Physicians have been reluctant to voluntary employ EPCS into their practices, but carefully crafted legislation and knowledgeable software vendors can help to ease the burden of change. The Office of the National Coordinator for Health Information Technology (ONC) reported that in 2014, every state had at least 40% of all physicians e-prescribing, and 28 states had at least 70% of providers e-prescribing. While e-prescribing for non-controlled substances has flourished, prescriber readiness for EPCS has wide variability from only 3% of providers in Mississippi to 72.1% in New York. Those numbers have steadily increased, but states considering mandatory implementation must account for the time and resource involved for the practitioner or health care organization to prepare for EPCS. New York and Virginia, for example, provided a three-year window for providers and pharmacies to ramp up their IT systems. EPCS requires a two-factor authentication process that verifies a provider’s credentials before sending a script, and requires the use of a third-party certified electronic prescribing application.
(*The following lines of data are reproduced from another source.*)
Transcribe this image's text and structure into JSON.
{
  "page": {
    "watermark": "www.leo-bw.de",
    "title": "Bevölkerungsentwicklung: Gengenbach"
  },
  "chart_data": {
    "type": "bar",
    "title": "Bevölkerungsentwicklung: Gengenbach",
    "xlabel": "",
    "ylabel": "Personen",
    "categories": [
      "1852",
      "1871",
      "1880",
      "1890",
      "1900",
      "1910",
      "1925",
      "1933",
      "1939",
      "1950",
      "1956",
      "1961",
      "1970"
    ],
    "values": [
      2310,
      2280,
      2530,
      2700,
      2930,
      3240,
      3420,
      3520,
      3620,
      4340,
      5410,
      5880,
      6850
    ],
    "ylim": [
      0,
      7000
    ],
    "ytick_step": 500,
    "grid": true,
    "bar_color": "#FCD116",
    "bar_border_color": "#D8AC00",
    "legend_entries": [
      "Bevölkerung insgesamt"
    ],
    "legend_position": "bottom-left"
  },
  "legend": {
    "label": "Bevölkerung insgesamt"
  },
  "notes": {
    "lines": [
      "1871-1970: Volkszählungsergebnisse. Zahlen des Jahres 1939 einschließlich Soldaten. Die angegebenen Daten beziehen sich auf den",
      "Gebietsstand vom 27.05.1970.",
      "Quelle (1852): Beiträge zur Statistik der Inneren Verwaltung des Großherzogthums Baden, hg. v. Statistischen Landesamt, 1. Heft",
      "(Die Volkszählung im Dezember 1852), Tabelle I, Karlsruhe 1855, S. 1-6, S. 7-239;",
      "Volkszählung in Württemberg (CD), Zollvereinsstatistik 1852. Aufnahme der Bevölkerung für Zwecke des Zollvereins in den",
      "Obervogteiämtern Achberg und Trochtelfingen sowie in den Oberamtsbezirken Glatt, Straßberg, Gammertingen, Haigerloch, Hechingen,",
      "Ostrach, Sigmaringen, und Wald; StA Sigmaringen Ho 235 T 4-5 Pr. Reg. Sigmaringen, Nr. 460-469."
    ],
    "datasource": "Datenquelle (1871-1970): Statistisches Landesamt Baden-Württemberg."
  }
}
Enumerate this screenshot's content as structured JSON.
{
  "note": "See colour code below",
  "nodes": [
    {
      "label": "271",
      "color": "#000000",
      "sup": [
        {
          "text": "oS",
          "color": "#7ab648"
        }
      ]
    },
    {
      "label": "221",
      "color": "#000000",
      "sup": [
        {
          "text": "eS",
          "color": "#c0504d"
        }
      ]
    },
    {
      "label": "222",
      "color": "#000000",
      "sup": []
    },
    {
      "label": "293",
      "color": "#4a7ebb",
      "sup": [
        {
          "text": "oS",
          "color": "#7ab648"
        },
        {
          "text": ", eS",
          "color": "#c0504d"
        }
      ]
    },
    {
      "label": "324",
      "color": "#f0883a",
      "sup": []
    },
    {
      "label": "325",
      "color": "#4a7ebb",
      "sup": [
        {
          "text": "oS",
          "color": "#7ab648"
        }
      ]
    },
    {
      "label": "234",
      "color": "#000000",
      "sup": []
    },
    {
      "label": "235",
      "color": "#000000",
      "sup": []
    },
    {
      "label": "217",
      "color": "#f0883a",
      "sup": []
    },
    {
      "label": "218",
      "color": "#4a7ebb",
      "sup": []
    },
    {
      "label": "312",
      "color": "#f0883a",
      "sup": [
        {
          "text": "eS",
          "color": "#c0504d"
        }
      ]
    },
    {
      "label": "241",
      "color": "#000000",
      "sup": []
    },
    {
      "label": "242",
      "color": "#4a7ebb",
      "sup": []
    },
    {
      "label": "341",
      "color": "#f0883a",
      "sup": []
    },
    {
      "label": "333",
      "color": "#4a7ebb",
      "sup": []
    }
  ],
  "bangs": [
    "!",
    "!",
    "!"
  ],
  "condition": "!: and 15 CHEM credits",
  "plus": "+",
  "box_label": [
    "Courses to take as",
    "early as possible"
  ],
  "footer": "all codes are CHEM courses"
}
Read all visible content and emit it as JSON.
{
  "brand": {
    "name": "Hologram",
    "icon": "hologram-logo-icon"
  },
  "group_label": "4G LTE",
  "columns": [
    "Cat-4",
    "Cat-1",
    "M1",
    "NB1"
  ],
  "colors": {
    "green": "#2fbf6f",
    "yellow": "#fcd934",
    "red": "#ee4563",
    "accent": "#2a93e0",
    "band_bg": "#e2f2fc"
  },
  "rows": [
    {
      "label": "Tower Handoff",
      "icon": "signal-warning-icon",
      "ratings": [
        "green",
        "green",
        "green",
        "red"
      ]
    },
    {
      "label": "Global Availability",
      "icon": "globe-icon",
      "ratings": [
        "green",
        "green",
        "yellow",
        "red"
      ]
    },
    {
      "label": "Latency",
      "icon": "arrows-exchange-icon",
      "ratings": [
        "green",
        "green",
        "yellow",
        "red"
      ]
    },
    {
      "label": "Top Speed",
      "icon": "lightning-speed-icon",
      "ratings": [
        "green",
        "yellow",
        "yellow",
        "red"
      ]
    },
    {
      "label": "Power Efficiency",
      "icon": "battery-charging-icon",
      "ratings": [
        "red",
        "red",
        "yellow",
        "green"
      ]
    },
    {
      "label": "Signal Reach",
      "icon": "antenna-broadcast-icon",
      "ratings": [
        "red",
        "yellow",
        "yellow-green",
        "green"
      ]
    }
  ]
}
With the early success of programs like New York States legislators have taken notice. Representative Katherine Clark of Massachusetts introduced a bill in the House in July that would require electronic prescribing of all controlled substances covered under Part D Medicare. The Every Prescription Conveyed Securely Act (H.R. 3528) is gaining traction among lawmakers after Mr. Trump’s announcement, and the National Associate of Chain Drug Stores has endorsed the bill citing the improved ability to track, control and monitor opioids. Enhanced abilities to monitor controlled substances will also have a direct impact on the integrity of the data found in state’s prescription drug monitoring programs further preventing abusers from doctor shopping.

Whether it is initiated at the state or federal level, EPCS is one proven tactic in fighting the opioid crisis that will only continue to gain traction. Technology can serve as a powerful intervention for removing fraudulent, unnecessary opioids from the streets. Now it is up to legislators to act.